4.2.9. UV-Vis Absorption Spectrum

UV absorption spectra of powdered gelatins were analyzed using a modified version of the method outlined by Ruan et al. [2]. For the analysis, 25 mg of gelatin powders were solubilized in 50 mL of 0.5 M acetic acid solution and maintained in a 60 °C water bath for 30 min. The spectrum profile was determined within the 190–330 nm range at a scanning speed of 0.2 nm/s using a blank-corrected spectrophotometer (UV-Mini 1240 UV-VIS, Shimadzu, Kyoto, Japan) [2].

4.2.10. Morphological Characterization of Gelatin Powders

Microstructure and surface morphology of gelatin powders were examined by the Scanning electron microscopy (SEM) (Zeiss Sigma 300, Zeiss Co., Oberkochen, Germany).
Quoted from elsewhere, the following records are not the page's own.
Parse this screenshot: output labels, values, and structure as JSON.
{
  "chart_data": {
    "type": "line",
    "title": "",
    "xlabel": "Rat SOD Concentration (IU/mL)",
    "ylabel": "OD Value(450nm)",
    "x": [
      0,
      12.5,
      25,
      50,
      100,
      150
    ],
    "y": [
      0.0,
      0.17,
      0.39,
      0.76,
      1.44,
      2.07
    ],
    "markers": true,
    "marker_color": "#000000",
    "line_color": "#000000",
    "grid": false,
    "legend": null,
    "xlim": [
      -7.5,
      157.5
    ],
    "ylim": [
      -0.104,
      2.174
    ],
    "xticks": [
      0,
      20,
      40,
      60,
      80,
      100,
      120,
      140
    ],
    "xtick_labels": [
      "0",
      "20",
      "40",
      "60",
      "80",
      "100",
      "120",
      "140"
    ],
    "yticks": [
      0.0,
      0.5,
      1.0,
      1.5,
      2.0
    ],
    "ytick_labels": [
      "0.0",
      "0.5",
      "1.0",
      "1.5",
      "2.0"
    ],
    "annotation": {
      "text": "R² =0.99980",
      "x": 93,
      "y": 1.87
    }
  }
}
Prior to image acquisition, gelatin powders were frozen and then coated with gold. The samples were imaged at a magnification of 3.00 and 5.00 K × and an acceleration voltage of 10 kV [9].

4.3. Statistical Analysis

All experimental analyses were conducted at least in triplicate and mean values were given with ±standard deviation. Datasets were subjected to one-way ANOVA and subsequently compared using Tukey’s HSD test at a 95% significance level. SPSS v22.0 (Chicago, IL, USA) was used for statistical analysis.